North of Scotland 1966 39 Years Old Single Grain Whisky by Clan Denny

North of Scotland 1966 39 Years Old Single Grain Whisky by Clan Denny

$995 AUD

44.4% 70cl

This is from cask HH2240. Again painfully scarce from a short-lived distillery with a brief but absorbing history.

Fill is into the neck. Comes with original packaging.

Tasting Notes

There is a lovely combination of vanilla, oak, cereal grains, dried fruit (especially sultanas and candied lemon peel) and coconut. On the palate this feels creamy, smooth and mellow. The cereal grains are more prominent and give a slight bitter edge to the other sweeter elements - vanilla, honey, dried fruit (think more of candied orange peel this time, rather than the lemon of the nose). There is also a woody note that adds a spicy edge to the palate (think of a wood spice like cinnamon, some ginger and the oak from the nose). This again balances with the bitter and sweeter notes well. Upon adding a drop of water, the whisky becomes more woody and feels thinner and less pleasant. The finish is long, creamy and lingering with plenty of sweet vanilla, cereals and the woody spiciness.

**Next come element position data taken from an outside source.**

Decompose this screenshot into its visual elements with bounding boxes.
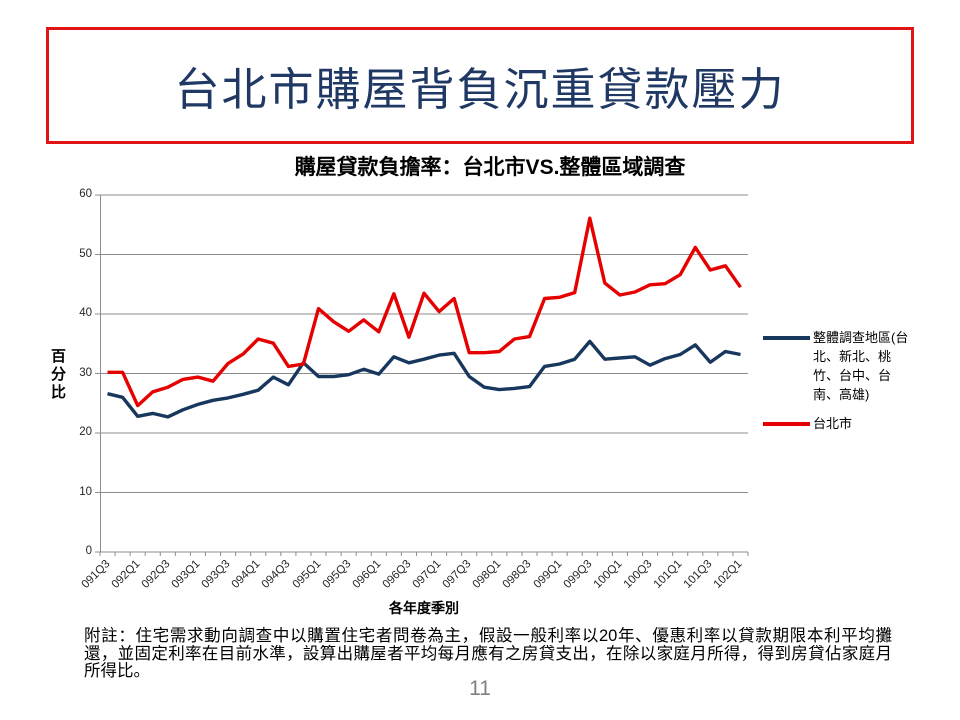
y-tick-label-60: 60 (79, 188, 92, 200)
y-tick-label-30: 30 (79, 366, 92, 379)
legend-item-overall-region: 整體調查地區(台北、新北、桃竹、台中、台南、高雄) (763, 328, 949, 404)
y-tick-label-20: 20 (79, 426, 92, 438)
y-tick-label-50: 50 (79, 247, 92, 260)
line-chart-plot (95, 194, 749, 556)
legend-series-name: 台北市 (813, 416, 853, 431)
page-number: 11 (469, 677, 491, 700)
y-tick-label-0: 0 (85, 545, 92, 557)
footnote-text: 附註：住宅需求動向調查中以購置住宅者問卷為主，假設一般利率以20年、優惠利率以貸… (84, 627, 892, 680)
y-tick-label-10: 10 (79, 485, 92, 498)
slide-title: 台北市購屋背負沉重貸款壓力 (174, 63, 786, 116)
legend-item-taipei-city: 台北市 (763, 414, 949, 433)
series-line-taipei-city (107, 216, 742, 408)
x-axis-title: 各年度季別 (389, 600, 459, 616)
chart-title: 購屋貸款負擔率：台北市VS.整體區域調查 (294, 156, 686, 179)
y-tick-label-40: 40 (79, 307, 92, 319)
legend-line-sample-overall-region (763, 336, 810, 340)
slide-title-box: 台北市購屋背負沉重貸款壓力 (46, 27, 914, 144)
series-line-overall-region (107, 339, 741, 419)
legend-line-sample-taipei-city (763, 422, 810, 426)
y-axis-title: 百分比 (49, 348, 66, 402)
chart-legend: 整體調查地區(台北、新北、桃竹、台中、台南、高雄) 台北市 (763, 328, 949, 443)
legend-series-name: 整體調查地區(台北、新北、桃竹、台中、台南、高雄) (813, 330, 909, 402)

This product is located in Australia.


North of Scotland/Strathmore Distillery

A grain whisky distillery with a brief but colourful history, whose location near Alloa, in the Scottish industrial belt, was far from being anywhere near the North of Scotland! However, it recalled a distillery of that name which existed near Aberdeen and was destroyed by fire in the late 19th century, but clearly before Alfred Barnard made his famous sojourn in the late 1880’s.

This was the initiative of George Christie, a whisky entrepreneur of some note, who acquired Knox’s brewery in 1957 and proceeded to turn it into a distillery. It started out as a malt whisky distillery by the name of Strathmore, but using patent stills. That curious experiment lasted about a year and in January 1960 production was switched exclusively to grain whisky. There is rumoured to be a couple of bottles of Strathmore malt still in existence, but seekers should be careful not to confuse it with a blend of the same name which was marketed for a while by a subsidiary company.

Due to the general over-supply situation in the industry North of Scotland closed in 1980 and was sold to DCL in 1982. The stills and equipment were removed and transferred to other distilleries, including nearby Cambus, which also belonged to DCL. The buildings remain as bonded warehouses for Diageo.